Tuesday, March 27, 2018
2:00 PM – 4:00 PM
The George Washington University
Elliott School of International Affairs
1957 E Street NW
Lindner Family Commons, Room 602
Washington, DC 20052
Gallery 102 is proud to present “As The World Watches.” This exhibition presents a select collection of responses to the humanitarian crisis affecting communities in Myanmar (formerly Burma). Like many other countries in our modern era, Myanmar is experiencing an increasingly fractured society and a growing radical movement within their politics. In keeping with some of history’s worst examples of conflict, the rapidly escalating violence in Myanmar is centered around religious and ethnic divisions. Recent riots have caused massive upheaval in the country, bringing long past due attention to the host of human rights issues affecting the Rohingya people. In the wake of this flood, the world has begun to turn its focus on the true cost and scope of a modern genocide. The aim of As The World Watches is to raise awareness of Myanmar’s long history of displaced peoples, and examine how the concept of “Other” has led to the systematic and ongoing annihilation of entire communities. Change can only begin with knowledge.

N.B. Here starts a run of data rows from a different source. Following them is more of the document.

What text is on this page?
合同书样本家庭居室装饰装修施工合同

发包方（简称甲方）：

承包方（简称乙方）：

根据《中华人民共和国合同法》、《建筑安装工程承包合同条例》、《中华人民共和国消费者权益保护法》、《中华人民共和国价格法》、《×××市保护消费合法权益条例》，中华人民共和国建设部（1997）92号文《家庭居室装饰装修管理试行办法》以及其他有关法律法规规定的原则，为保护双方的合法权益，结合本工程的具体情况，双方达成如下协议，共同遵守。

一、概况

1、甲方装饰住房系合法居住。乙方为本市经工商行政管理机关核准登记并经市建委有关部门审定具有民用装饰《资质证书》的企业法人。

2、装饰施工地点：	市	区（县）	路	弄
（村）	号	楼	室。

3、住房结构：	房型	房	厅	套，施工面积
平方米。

As part of this series, Gallery 102 and the Sigur Center for Asian Studies will present a film screening of “Left for Dead: Myanmar’s Muslim Minority.” The film shows what VICE News uncovered about its investigation into the violence and discrimination faced by the country’s Muslim minority. Following the screening will be a panel discussion on the film and the broader social, political, and historical context of the situation.
Layla Saad, Gallery 102 Curator & Co-Chair
Dr. Christina Fink, Professor of Practice of International Affairs, GW
Matthew Wells, Senior Crisis Advisor, Amnesty International
Robert Marro, Burma Task Force
About the film:
In recent years, democratic reforms have swept through Myanmar, a country that for decades was ruled by a military junta. As the reforms took hold, however, things were growing progressively worse for the Rohingya, a heavily persecuted ethnic Muslim minority concentrated in the country’s western state of Rakhine.
The 2012 gang rape and murder of a Buddhist woman by three Muslim men ignited violent riots in which hundreds were killed as Rakhine Buddhists and Rohingya attacked each other. In the following months, tens of thousands of Rohingya were rounded up and forced to live in squalid camps; Human Rights Watch deemed the attacks crimes against humanity that amounted to ethnic cleansing of the Rohingya. Thousands of Rohingya have since attempted to leave the country, fueling the region’s intricate and brutal human trafficking network.